La loi de modernisation de l’économie (LME) du 4 août 2008 prévoit que les délais de paiement entre clients et fournisseurs ne pourront dépasser, dès le 1er janvier 2009, 45 jours fin de mois ou 60 jours à partir de la date d’émission de la facture.
Cette mesure est tout simplement inadaptée à l’économie du livre qui repose sur des cycles d’exploitation lents car la création littéraire a besoin de temps pour trouver son public. Le livre ne doit pas être transformé en produit de consommation courante périmé au-delà de 45 jours !
Raccourcir les délais de paiement, c’est réduire la durée de vie des livres en librairie et, par conséquent, favoriser les titres de grande diffusion au détriment des ouvrages de création. C’est également remettre en cause les effets bénéfiques du prix unique du livre qui régule ce secteur et grâce auquel le livre a pu échapper jusqu’à présent à la standardisation. Le livre n’est en effet pas un produit comme les autres. Œuvre de l’esprit avant tout, il est essentiel d’en préserver la diversité.
C’est pour défendre ces équilibres que les éditeurs consentent aujourd’hui aux libraires des délais de paiement particulièrement longs (entre 95 et 100 jours en moyenne).

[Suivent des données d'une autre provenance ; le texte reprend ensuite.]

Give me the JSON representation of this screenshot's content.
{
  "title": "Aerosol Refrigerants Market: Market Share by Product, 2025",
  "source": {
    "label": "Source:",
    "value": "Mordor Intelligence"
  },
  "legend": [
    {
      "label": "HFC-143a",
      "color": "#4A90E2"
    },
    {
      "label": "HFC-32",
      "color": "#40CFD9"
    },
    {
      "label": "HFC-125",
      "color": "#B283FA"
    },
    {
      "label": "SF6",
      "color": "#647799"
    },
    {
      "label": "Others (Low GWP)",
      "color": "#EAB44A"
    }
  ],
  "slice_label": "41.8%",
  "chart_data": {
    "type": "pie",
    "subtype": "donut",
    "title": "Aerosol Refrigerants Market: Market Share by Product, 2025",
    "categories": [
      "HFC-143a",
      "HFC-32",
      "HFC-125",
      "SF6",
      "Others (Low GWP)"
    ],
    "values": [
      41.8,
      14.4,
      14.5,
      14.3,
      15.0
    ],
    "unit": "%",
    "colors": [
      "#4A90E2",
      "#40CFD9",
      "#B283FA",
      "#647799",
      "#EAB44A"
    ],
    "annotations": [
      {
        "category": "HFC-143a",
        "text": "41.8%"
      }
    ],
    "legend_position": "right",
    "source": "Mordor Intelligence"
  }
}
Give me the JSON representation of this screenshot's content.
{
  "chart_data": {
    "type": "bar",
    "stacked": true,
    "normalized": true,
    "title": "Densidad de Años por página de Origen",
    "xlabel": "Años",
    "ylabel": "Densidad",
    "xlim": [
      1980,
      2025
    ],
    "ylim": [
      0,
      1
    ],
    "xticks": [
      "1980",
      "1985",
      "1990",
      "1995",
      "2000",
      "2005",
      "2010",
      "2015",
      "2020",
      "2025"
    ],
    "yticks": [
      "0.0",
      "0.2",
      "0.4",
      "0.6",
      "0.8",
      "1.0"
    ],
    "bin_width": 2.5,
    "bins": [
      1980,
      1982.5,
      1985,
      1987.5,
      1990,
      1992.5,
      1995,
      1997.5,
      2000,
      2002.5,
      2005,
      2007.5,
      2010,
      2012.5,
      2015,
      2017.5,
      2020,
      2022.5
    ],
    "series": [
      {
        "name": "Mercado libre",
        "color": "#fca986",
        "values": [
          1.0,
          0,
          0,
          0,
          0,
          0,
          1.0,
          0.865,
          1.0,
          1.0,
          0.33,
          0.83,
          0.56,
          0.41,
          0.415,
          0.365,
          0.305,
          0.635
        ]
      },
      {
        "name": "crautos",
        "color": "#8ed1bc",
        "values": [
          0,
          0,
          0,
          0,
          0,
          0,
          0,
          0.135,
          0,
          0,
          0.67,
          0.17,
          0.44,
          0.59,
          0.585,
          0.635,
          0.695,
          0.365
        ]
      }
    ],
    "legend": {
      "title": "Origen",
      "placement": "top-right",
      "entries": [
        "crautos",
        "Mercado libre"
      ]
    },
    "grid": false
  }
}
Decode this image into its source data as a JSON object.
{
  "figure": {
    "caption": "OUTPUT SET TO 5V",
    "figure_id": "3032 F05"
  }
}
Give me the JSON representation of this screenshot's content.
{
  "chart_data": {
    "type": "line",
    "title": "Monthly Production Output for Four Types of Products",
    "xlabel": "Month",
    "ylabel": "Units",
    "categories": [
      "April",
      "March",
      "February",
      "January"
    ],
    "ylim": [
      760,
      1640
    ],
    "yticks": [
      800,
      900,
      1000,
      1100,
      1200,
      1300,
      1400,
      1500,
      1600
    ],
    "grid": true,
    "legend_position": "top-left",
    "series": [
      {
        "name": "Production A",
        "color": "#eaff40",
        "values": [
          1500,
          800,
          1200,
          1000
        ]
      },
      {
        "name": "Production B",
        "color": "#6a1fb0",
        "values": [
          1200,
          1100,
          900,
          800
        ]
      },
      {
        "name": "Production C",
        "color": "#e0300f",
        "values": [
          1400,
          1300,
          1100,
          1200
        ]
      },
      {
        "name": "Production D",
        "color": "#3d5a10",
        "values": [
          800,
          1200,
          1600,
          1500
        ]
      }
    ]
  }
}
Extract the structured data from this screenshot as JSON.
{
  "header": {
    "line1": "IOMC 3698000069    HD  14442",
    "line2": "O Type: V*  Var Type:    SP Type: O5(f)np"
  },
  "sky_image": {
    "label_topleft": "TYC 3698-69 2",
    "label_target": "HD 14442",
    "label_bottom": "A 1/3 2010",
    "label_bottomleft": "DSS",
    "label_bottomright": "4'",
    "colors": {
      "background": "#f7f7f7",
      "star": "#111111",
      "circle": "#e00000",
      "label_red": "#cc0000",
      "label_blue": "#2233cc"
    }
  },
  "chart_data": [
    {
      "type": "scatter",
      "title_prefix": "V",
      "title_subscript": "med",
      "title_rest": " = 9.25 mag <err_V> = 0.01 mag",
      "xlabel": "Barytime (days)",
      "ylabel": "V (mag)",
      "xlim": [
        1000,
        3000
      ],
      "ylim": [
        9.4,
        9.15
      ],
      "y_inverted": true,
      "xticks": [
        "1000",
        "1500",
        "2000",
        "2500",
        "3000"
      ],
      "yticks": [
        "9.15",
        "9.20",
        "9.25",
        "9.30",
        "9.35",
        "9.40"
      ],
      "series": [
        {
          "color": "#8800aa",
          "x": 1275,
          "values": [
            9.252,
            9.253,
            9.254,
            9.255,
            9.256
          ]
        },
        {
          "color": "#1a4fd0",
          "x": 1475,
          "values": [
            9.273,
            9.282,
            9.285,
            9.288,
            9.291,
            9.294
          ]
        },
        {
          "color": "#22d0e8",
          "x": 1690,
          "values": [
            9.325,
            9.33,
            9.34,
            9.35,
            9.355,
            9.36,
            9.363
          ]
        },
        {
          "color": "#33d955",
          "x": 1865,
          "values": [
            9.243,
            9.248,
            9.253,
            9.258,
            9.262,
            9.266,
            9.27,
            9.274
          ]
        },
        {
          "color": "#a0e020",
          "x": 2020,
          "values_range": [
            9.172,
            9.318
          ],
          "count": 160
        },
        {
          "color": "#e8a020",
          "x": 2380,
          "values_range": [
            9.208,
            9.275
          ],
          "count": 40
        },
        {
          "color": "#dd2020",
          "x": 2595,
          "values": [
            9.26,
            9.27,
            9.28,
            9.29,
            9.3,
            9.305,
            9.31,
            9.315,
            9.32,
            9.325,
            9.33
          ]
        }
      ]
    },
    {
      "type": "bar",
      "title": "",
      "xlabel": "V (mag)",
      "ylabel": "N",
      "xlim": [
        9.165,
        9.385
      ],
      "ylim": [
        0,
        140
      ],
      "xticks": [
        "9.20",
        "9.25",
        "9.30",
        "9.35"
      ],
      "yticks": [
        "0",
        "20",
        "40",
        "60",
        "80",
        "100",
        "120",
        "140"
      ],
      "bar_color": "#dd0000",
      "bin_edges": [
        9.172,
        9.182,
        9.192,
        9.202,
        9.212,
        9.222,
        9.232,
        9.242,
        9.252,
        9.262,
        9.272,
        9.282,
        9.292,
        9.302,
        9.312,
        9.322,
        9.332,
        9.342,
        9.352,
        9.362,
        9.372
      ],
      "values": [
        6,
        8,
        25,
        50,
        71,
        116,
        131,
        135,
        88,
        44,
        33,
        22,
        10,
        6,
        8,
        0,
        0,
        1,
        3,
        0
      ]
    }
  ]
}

Tout le monde y a intérêt : les auteurs et les éditeurs voient leurs livres exposés plus longtemps en librairie, les libraires peuvent accepter plus de livres et notamment des livres moins connus, plus exigeants et à rotation plus lente, enfin les lecteurs ont un choix plus large et bénéficient des conseils de nombreux libraires de proximité.
L’application de cette mesure au livre aurait des conséquences particulièrement graves :
- Risque de faillite rapide de nombreuses librairies et, par voie de conséquence, de nombreuses maisons d’édition, notamment celles de petite taille engagées dans une création littéraire exigeante ;
- Réduction de la diversité des livres proposés en librairie et best-sellerisation de l’offre éditoriale ;
- Atteinte indirecte à la création littéraire et marginalisation accrue des auteurs, toutes catégories de livres confondues ;
- Remise en cause des fondements de la loi de 1981 sur le prix unique du livre et des politiques publiques conduites dans ce secteur par l’Etat et les collectivités locales.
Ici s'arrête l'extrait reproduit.